La seconde conception se veut plus pragmatique. Selon cette dernière, l’achat « sur étagère » du MQ-9 Reaper aurait été le moyen d’équiper l’armée de l’Air avec un matériel éprouvé (les jihadistes de tout poil en savent quelque chose) et correspondant à la nécessité pour les aviateurs de disposer enfin d’un drone armé. De plus, des synergies auraient été possibles à l’échelle européenne, étant donné que les Britanniques et les Italiens en sont dotés.

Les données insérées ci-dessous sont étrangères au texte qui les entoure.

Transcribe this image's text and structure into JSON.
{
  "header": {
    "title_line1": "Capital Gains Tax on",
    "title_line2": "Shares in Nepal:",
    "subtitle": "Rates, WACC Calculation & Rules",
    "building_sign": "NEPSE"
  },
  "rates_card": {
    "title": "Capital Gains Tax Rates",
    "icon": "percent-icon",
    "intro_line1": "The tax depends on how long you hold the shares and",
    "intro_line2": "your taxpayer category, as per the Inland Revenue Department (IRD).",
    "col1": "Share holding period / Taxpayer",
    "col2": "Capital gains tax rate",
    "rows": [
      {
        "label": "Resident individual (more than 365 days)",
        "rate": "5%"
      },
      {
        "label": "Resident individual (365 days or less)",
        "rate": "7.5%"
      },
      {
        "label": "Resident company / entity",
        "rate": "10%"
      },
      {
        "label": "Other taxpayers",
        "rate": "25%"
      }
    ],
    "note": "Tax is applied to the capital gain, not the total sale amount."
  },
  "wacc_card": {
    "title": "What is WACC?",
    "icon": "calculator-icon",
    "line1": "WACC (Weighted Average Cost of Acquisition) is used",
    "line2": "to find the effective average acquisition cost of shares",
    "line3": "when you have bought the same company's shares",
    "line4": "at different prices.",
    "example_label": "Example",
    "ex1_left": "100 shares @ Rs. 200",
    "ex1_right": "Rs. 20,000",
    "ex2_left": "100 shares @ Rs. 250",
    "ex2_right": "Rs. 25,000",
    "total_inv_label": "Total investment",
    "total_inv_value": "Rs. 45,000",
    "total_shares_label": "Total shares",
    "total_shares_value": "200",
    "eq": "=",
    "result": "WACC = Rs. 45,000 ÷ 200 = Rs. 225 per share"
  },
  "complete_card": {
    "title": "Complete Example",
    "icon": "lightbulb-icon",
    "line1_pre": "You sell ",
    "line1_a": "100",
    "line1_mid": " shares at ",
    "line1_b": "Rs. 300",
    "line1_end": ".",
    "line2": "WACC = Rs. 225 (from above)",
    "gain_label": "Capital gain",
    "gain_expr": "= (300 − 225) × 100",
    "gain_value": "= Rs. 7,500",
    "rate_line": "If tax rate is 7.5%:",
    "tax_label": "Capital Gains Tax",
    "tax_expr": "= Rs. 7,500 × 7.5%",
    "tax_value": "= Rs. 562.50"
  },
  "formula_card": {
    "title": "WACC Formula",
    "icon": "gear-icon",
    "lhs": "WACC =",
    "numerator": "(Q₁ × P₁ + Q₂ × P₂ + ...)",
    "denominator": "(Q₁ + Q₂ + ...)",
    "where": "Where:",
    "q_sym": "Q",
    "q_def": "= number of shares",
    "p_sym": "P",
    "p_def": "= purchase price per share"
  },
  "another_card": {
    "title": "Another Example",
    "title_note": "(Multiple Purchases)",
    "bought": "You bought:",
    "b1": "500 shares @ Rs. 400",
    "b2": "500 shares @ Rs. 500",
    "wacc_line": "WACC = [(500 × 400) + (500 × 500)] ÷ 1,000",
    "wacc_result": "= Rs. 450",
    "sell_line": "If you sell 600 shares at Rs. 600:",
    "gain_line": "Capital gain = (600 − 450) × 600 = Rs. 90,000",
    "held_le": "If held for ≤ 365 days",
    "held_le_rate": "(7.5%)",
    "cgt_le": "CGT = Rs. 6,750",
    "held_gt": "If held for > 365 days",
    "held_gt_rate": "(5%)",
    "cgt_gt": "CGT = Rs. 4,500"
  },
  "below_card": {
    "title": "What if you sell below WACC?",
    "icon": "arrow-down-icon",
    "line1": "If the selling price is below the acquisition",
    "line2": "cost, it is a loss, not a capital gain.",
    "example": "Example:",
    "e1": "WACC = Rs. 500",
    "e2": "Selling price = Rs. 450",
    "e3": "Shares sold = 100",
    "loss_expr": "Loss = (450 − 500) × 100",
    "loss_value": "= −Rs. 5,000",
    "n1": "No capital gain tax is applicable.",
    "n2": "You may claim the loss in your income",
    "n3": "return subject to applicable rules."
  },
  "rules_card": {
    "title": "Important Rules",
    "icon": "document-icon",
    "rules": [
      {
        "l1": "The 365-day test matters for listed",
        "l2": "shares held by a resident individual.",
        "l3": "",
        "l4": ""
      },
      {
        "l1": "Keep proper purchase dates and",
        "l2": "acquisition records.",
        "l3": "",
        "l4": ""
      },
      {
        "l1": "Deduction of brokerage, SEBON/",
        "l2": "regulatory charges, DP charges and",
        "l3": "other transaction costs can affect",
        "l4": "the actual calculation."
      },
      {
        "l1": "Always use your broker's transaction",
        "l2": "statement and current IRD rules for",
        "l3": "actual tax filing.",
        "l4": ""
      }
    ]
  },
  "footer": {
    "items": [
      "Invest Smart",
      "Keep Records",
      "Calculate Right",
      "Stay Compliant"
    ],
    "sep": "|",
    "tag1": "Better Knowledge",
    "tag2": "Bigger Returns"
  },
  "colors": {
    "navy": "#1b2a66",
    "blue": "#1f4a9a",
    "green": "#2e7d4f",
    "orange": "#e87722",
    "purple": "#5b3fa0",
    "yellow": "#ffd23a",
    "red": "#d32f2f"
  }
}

Pour le chef d’état-major de l’armée de l’Air (CEMAA), le général Palomeros, il s’agit d’éviter avant tout une rupture capacitaire. Quant aux choix qui a été fait, il a indiqué, lors de son audition devant la Commission des Affaires étrangères et de la défense du Sénat, qu’il faudra « avoir un oeil attentif sur la liaison satellitaire qui occupe une place structurante sur ce type de système » et que « l’on soit capable d’armer ces drones ». « Pourquoi nous en priverions nous puisque ces appareils assurent une précision de frappe avec un pourcentage de succès identique à celui d’un avion de combat? » a-t-il demandé, le 18 octobre dernier. Or, sur ce dernier point, le mystère demeure…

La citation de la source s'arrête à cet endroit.